Un honneur pour Liège, une aubaine pour l’emploi, le développement économique ?

Ce lundi soir devant les grilles de l’hôtel de ville de Liège, des représentants du collectif "Stop Alibaba" étaient venus dire tout le mal qu’ils pensent de cette arrivée providentielle. Précisément, la manifestation était organisée pour soutenir cette motion, introduite par Vega, CDH et Vert Ardent, qui vise à réclamer "une action judiciaire conjointe des communes en vue d’obtenir une nouvelle évaluation d’ensemble des incidences de l’activité aéroportuaire liégeoise".

Ils n’étaient que quelques dizaines mais, clairement, ils représentent un mouvement plus large qui gronde en région liégeoise et qui réclame donc que la Ville de Liège, "chef-lieu" de la région, assume et se positionne.

"Alibaba, on n’en veut pas, Alibaba, on n’en veut pas"… Tel était le message scandé et adressé ce lundi soir aux élus qui pénétraient donc dans l’hôtel de ville. "En effet le problème aujourd’hui est qu’on nous parle d’une étude d’incidences qui doit avoir lieu dès fin 2020 mais qu’elle ne sera pas réalisée sur l’entièreté du développement de l’aéroport", explique ce porte-parole du mouvement, "un développement qui, par ailleurs, a déjà commencé". Ce qu’ils réclament donc : "c’est le strict minimum, une véritable étude par rapport à un projet d’un autre âge".

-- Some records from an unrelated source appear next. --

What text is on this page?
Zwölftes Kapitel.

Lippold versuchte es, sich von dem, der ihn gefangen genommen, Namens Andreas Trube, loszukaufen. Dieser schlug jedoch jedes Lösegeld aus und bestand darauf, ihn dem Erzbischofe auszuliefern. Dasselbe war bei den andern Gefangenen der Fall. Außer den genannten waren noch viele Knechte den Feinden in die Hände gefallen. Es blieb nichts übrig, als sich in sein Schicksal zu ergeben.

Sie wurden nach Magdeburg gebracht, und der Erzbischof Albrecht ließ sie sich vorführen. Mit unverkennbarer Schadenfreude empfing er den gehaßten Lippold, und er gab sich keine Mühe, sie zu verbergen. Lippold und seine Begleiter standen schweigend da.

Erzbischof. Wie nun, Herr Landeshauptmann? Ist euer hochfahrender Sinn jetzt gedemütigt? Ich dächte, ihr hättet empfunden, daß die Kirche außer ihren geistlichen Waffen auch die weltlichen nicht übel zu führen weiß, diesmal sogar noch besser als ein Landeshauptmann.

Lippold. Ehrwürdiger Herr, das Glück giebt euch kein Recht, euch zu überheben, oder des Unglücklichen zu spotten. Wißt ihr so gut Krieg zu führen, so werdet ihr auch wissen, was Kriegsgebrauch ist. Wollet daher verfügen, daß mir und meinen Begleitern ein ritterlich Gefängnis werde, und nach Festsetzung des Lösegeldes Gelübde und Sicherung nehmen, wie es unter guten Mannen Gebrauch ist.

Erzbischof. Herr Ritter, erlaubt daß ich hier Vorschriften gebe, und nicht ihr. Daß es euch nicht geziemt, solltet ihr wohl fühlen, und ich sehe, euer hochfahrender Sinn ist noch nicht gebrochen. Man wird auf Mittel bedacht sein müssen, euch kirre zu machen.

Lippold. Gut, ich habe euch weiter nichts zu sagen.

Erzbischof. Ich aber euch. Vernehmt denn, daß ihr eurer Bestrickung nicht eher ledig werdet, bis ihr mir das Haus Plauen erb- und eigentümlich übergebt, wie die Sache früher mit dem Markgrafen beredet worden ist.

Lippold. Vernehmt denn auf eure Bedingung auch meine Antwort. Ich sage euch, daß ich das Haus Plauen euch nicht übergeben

Au nom du groupement, François précise par ailleurs que ce mouvement s’érige bien contre Alibaba, "mais aussi contre l’extension de Liege Aiport dans son ensemble". Une extension qui se fait, jugent-ils, "au mépris des habitants et de l’environnement".

Depuis plusieurs mois, les nuisances autour de l’aéroport liégeois, liées au sens du vent, des trajectoires et de la présence accrue de gros-porteurs notamment, attisent les critiques à l’égard de l’aéroport. L’arrivée d’Alibaba n’arrange rien… "Cela ne va faire qu’augmenter le nombre d’avions, de camions sur nos routes", poursuit François, "et par conséquent cela va augmenter les nuisances sonores, l’impact sur l’environnement".

Autre (contre) argument : le développement économique. Si plusieurs centaines d’emplois sont promis en effet, les militants constatent aussi que "pour un emploi créé dans l’e-commerce, les études prouvent que ce sont deux emplois locaux qui sont détruits". Le pot de terre contre le pot de fer ? Ou un simple choix… politique. De société.